I really like this routine.
I get bored if I stay on routines for too long, so this one looks like a good change of pace for 5/3/1.
I realize you're not supposed to stop a routine until gains have been exhausted, but I'm a big fan of changing things up every 10-16 weeks.
I'll probably do 3-4 cycles of 5/3/1 and go on the Texas Method for 6-8 weeks and then jump back into the 5/3/1...
Great series of posts, Zen.
I'm in a position where I cannot make the gym three days a week at the moment. I've been working on a push pull routine, but my progress has all but stopped and would like to give the Texas method a go. Can somebody explain the importance of the third day of this routine? would it be a massive deal if i could only do day three say, once a fortnight?
Skip the light day not the heavy day. Skipping the heavy day defeats the purpose of this routine. Have you exhausted linear gains from SS two days a week? Make sure you do that first.
Originally Posted by thereturn
Quick question since I'm supposed to have my first Intensity day today. I'm shooting for 275 for my squat 5RM. If I get 5, should I go back down for another one, essentially just training to failure?
No. If you can only get 275 for 5 though, you are at too high of a %. It may be more beneficial to even do it like this
Originally Posted by decroo21
275x5 or less
265x5 or less
255x5 or less
Its ok for the drop set reps to drop below 5 but try to get 5 if you can.
Perhaps I'm mistaken, but I think you're talking about the 5x5 day when I was talking about the 5 rep max day. Not sure if there was a mix up or I just misunderstood your post.
Originally Posted by ZenMonkey
Well, you might not need that much, that depends on your body, but you do need some top end volume.
Yes, true. I'm only doing 250 5x5 so I think the volume is fine for the weight I'm at.

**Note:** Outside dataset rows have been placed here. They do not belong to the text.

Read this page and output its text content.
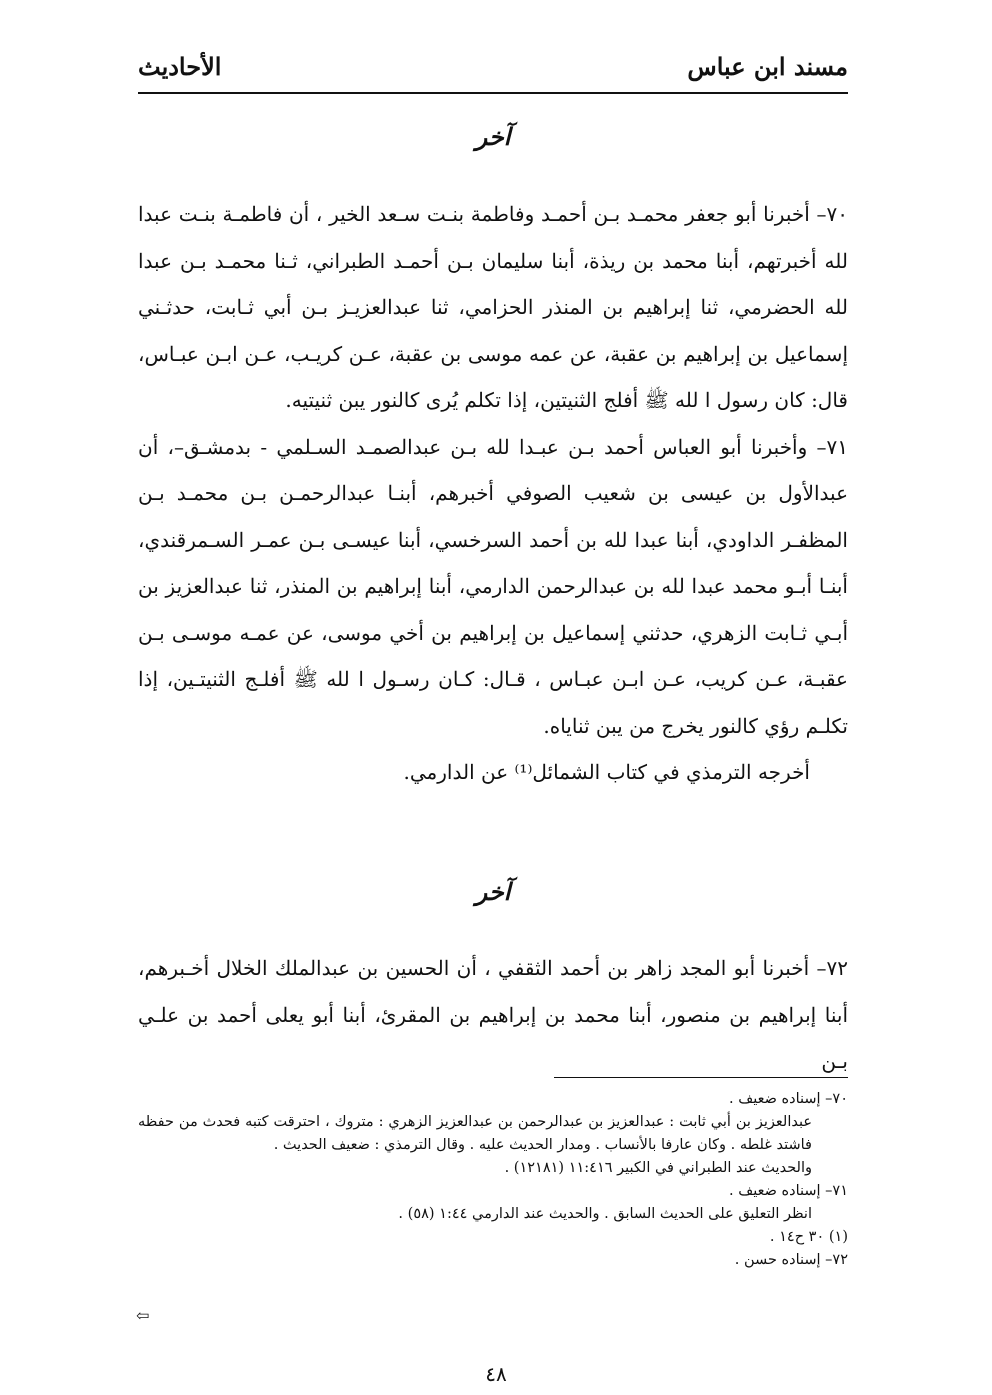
مسند ابن عباس
الأحاديث
آخر

٧٠– أخبرنا أبو جعفر محمـد بـن أحمـد وفاطمة بنـت سـعد الخير ، أن فاطمـة بنـت عبدا لله أخبرتهم، أبنا محمد بن ريذة، أبنا سليمان بـن أحمـد الطبراني، ثـنا محمـد بـن عبدا لله الحضرمي، ثنا إبراهيم بن المنذر الحزامي، ثنا عبدالعزيـز بـن أبي ثـابت، حدثـني إسماعيل بن إبراهيم بن عقبة، عن عمه موسى بن عقبة، عـن كريـب، عـن ابـن عبـاس، قال: كان رسول ا لله ﷺ أفلج الثنيتين، إذا تكلم يُرى كالنور يبن ثنيتيه.

٧١– وأخبرنا أبو العباس أحمد بـن عبـدا لله بـن عبدالصمـد السـلمي - بدمشـق–، أن عبدالأول بن عيسى بن شعيب الصوفي أخبرهم، أبنـا عبدالرحمـن بـن محمـد بـن المظفـر الداودي، أبنا عبدا لله بن أحمد السرخسي، أبنا عيسـى بـن عمـر السـمرقندي، أبنـا أبـو محمد عبدا لله بن عبدالرحمن الدارمي، أبنا إبراهيم بن المنذر، ثنا عبدالعزيز بن أبـي ثـابت الزهري، حدثني إسماعيل بن إبراهيم بن أخي موسى، عن عمـه موسـى بـن عقبـة، عـن كريب، عـن ابـن عبـاس ، قـال: كـان رسـول ا لله ﷺ أفلـج الثنيتـين، إذا تكلـم رؤي كالنور يخرج من يبن ثناياه.

أخرجه الترمذي في كتاب الشمائل⁽¹⁾ عن الدارمي.

آخر

٧٢– أخبرنا أبو المجد زاهر بن أحمد الثقفي ، أن الحسين بن عبدالملك الخلال أخـبرهم، أبنا إبراهيم بن منصور، أبنا محمد بن إبراهيم بن المقرئ، أبنا أبو يعلى أحمد بن علـي بـن

٧٠– إسناده ضعيف .

عبدالعزيز بن أبي ثابت : عبدالعزيز بن عبدالرحمن بن عبدالعزيز الزهري : متروك ، احترقت كتبه فحدث من حفظه فاشتد غلطه . وكان عارفا بالأنساب . ومدار الحديث عليه . وقال الترمذي : ضعيف الحديث .

والحديث عند الطبراني في الكبير ١١:٤١٦ (١٢١٨١) .

٧١– إسناده ضعيف .

انظر التعليق على الحديث السابق . والحديث عند الدارمي ١:٤٤ (٥٨) .

(١) ٣٠ ح١٤ .

٧٢– إسناده حسن .

⇦
٤٨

Originally Posted by ZenMonkey
Right, but intensity should be ramped to a 5RM then a back off set or two.
Ok, got it. Thanks.
Originally Posted by ZenMonkey
Sure, to clarify, once more TM goes:
Stress, Rest, Test
You want to test your abilities on "intensity day" but not necessarily induce the kind of stress that one would get from "volume day". Remember, as you advance there is an ever increasing fine line of too much/too little. The only answer is to listen to how your body responds to certain stimuli.

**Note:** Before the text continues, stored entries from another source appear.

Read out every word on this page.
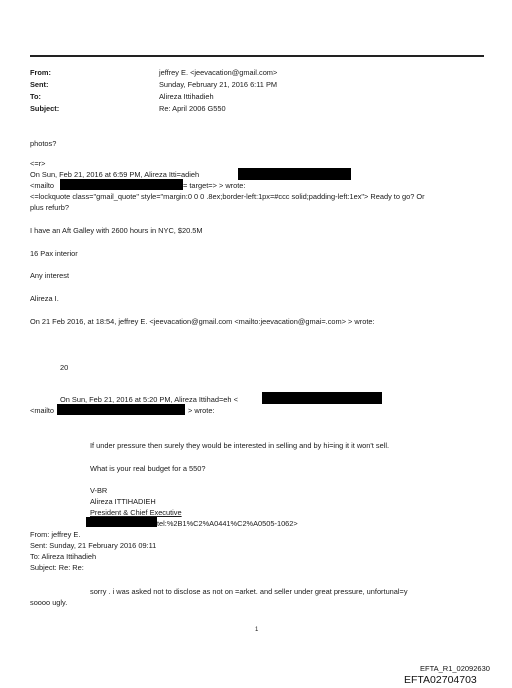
From:
Sent:
To:
Subject:
jeffrey E. <jeevacation@gmail.com>
Sunday, February 21, 2016 6:11 PM
Alireza Ittihadieh
Re: April 2006 G550
photos?
<=r>
On Sun, Feb 21, 2016 at 6:59 PM, Alireza Itti=adieh
<mailto	= target=> > wrote:
<=lockquote class="gmail_quote" style="margin:0 0 0 .8ex;border-left:1px=#ccc solid;padding-left:1ex"> Ready to go? Or
plus refurb?
I have an Aft Galley with 2600 hours in NYC, $20.5M
16 Pax interior
Any interest
Alireza I.
On 21 Feb 2016, at 18:54, jeffrey E. <jeevacation@gmail.com <mailto:jeevacation@gmai=.com> > wrote:
20
On Sun, Feb 21, 2016 at 5:20 PM, Alireza Ittihad=eh <
<mailto	> wrote:
If under pressure then surely they would be interested in selling and by hi=ing it it won't sell.
What is your real budget for a 550?
V-BR
Alireza ITTIHADIEH
President & Chief Executive
tel:%2B1%C2%A0441%C2%A0505-1062>
From: jeffrey E.
Sent: Sunday, 21 February 2016 09:11
To: Alireza Ittihadieh
Subject: Re: Re:
sorry . i was asked not to disclose as not on =arket. and seller under great pressure, unfortunal=y
soooo ugly.
1
EFTA_R1_02092630
EFTA02704703
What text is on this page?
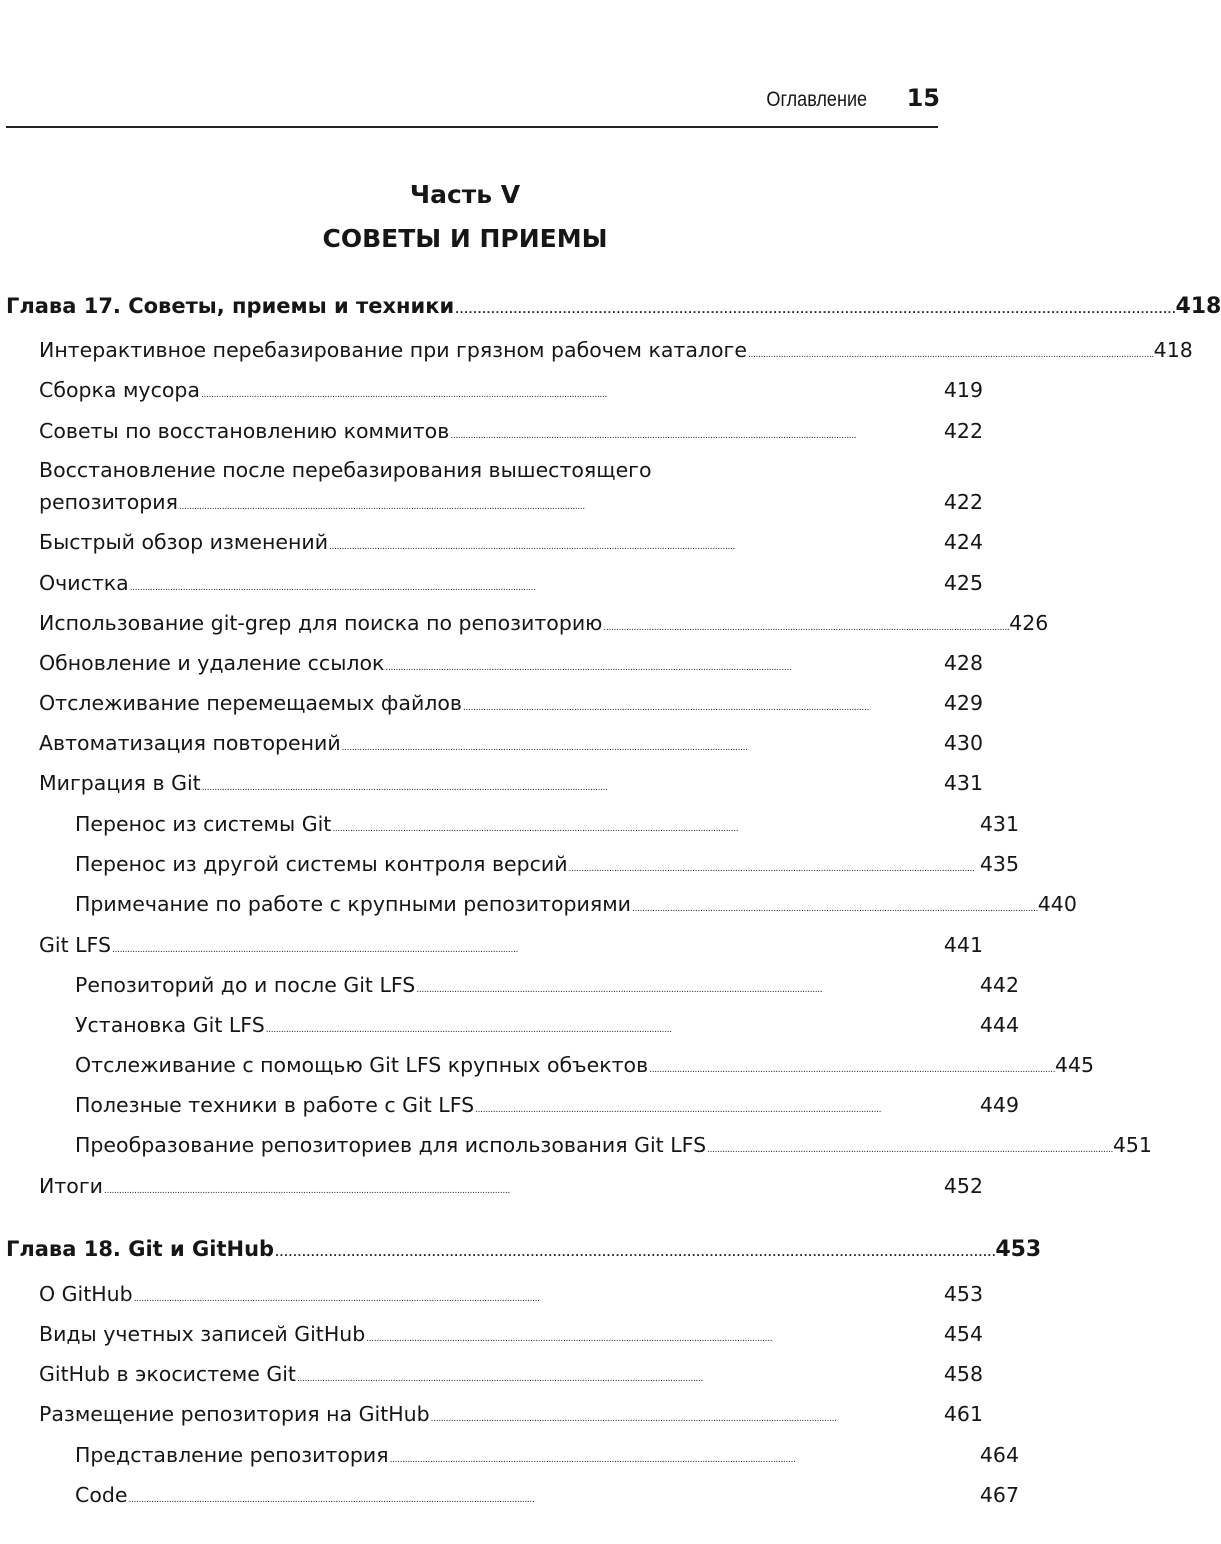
Оглавление 15
Часть V
СОВЕТЫ И ПРИЕМЫ
Глава 17. Советы, приемы и техники . . .	418
Интерактивное перебазирование при грязном рабочем каталоге . . .	418
Сборка мусора . . .	419
Советы по восстановлению коммитов . . .	422
Восстановление после перебазирования вышестоящего
репозитория . . .	422
Быстрый обзор изменений . . .	424
Очистка . . .	425
Использование git-grep для поиска по репозиторию . . .	426
Обновление и удаление ссылок . . .	428
Отслеживание перемещаемых файлов . . .	429
Автоматизация повторений . . .	430
Миграция в Git . . .	431
Перенос из системы Git . . .	431
Перенос из другой системы контроля версий . . .	435
Примечание по работе с крупными репозиториями . . .	440
Git LFS . . .	441
Репозиторий до и после Git LFS . . .	442
Установка Git LFS . . .	444
Отслеживание с помощью Git LFS крупных объектов . . .	445
Полезные техники в работе с Git LFS . . .	449
Преобразование репозиториев для использования Git LFS . . .	451
Итоги . . .	452
Глава 18. Git и GitHub . . .	453
О GitHub . . .	453
Виды учетных записей GitHub . . .	454
GitHub в экосистеме Git . . .	458
Размещение репозитория на GitHub . . .	461
Представление репозитория . . .	464
Code . . .	467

I have a couple questions, I hope you don't mind. It's time for me to move on to this routine. I read the intermediate chapter. I read that the routine calls for a volume, recovery, and intensity day. I didn't show a routine, I did read where it say's Monday is 5x5 squat, Wed, is front squat (for recovery), and friday is 1 set up to 5rm. I'm just wondering where you got those other lifts listed from? Are you suppost to add in stuff to the volume, recovery, and intensity day and just follow that template? I don't mind doing them, im just wondering. I know how to do everything besides GM's. Thanks for your time.

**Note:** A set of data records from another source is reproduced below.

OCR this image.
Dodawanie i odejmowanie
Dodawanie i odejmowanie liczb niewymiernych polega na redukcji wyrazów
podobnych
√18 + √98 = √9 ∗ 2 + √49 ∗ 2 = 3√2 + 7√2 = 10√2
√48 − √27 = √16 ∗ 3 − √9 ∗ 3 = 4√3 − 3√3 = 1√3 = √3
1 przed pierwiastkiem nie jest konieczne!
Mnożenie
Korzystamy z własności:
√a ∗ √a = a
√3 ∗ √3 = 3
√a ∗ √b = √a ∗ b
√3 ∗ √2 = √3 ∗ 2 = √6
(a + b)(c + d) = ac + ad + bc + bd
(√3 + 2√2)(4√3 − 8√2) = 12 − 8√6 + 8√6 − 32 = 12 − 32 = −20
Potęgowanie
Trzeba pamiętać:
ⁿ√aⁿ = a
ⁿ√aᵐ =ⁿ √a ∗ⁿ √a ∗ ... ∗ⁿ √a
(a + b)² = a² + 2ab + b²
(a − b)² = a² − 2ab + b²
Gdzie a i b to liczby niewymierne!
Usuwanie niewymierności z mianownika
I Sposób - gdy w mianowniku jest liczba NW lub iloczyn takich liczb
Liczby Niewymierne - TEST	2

Movement choice is up to you. This is an example of a basic setup
Originally Posted by Brian999
Front Squat 3x3
OH Press 2x5
Squat to Heavy 5
Bench to Heavy 5
DL to Heavy 5
The only trick here is making sure what you did the WO before does not inhibit what you push for on "Intensity Day"
I hope this answered your question. If it is still not clear the feel free to ask more questions.
Depending on you ability (or inability) to go heavy on all three lifts in the same day, another way to set this up is:
Bench to heavy 1-5RM (vary each week)
Front Squats 3x3
OH Press 2-3x5
DL to heavy 5RM
Squat to heavy 1-5RM (vary each week)
This way you can go heavy every day on only one movement.
This is a misunderstanding of the program. DLing heavy on "Recovery" day is a bad idea and defeats the purpose of the program. It goes on Intensity or Volume day. Additionally, the program is designed Volume, Recovery, Intensity, not all mismashed around. This might be a fine design for you but it is not Texas Method and likely less efficient. I certainly cannot recover from a heavy DL day in time for a Squat max, and if I could, Id be on SS. If one can advance on a routine like yours they may as well be on SS and if that is too much then Texas Method is the next step.